Neutralizing antibodies – These proteins are an important part of immunity after an infection and protect against re-infection. All vertebrates possess the ability to form them. They can be isolated from the blood of recovered individuals for various diseases and used therapeutically, or produced synthetically.
For the study, antibodies were isolated from immune cells of patients suffering from chronic infection with Pseudomonas aeruginosa. The antibodies block an important virulence factor of the bacterium, the type III secretion system. This system allows bacteria to secrete bacterial proteins into the host’s cells through a needle-like structure. In extensive tests in cell cultures and animal models, blocking the secretion system with antibodies proved to be just as effective as conventional antibiotics. Since the activity of these antibodies does not depend on the mechanisms of action and resistance of conventional antibiotics, they could also be effective against highly resistant bacteria.
The team is now planning to further test and develop these antibodies in clinical trials so that they can be used as a new treatment option for infections with Pseudomonas aeruginosa in the long term. “The findings and the new experimental approaches can also be used for other bacterial pathogens,” said Rybniker.

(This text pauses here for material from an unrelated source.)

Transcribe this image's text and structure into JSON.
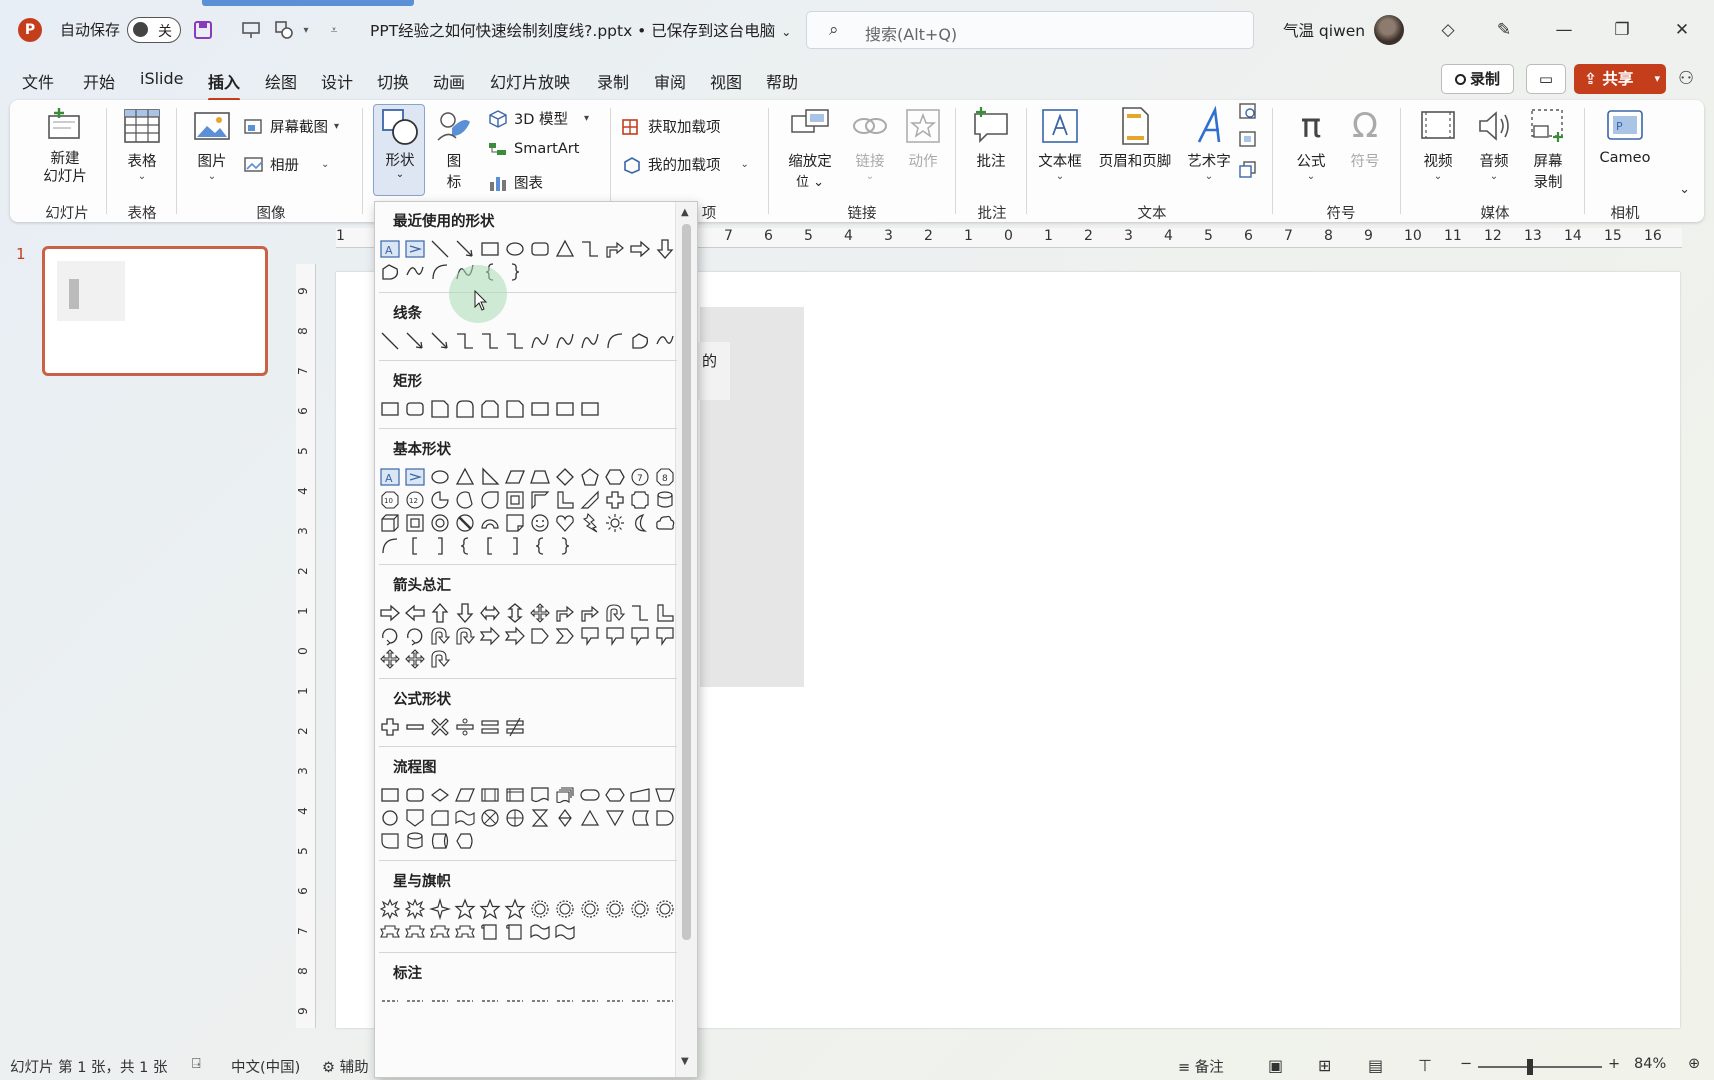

This approach thus represents a promising new way to treat infections with multi-resistant bacteria.
Intensive research into the spread of the pathogens and novel approaches such as bacteriophages therapy and the development of neutralizing antibodies provide new hope in the fight against multi-resistant bacteria. Rybniker summarized: “We will continue to rely on conventional antibiotics. However, we will only be able to reduce resistant bacteria in the future if we use all available resources and further advance alternative therapeutic approaches. The problem requires a comprehensive solution using state-of-the-art methods of prevention, diagnosis and therapy.”
In order to successfully implement such an approach at the Cologne campus, the Center for Infectious Dieseases (CIM) was founded in December 2022. It brings together the relevant specialist disciplines and forms a network for physicians and scientists focussing on infectious diseases in order to combine optimal patient care with the research and development of innovative prevention and treatment methods. Rybniker: “At our campus, we have the necessary resources and can only hope that the problem of the silent pandemic will be heard and tackled globally – especially in regions of our planet with less resources, which need our support.”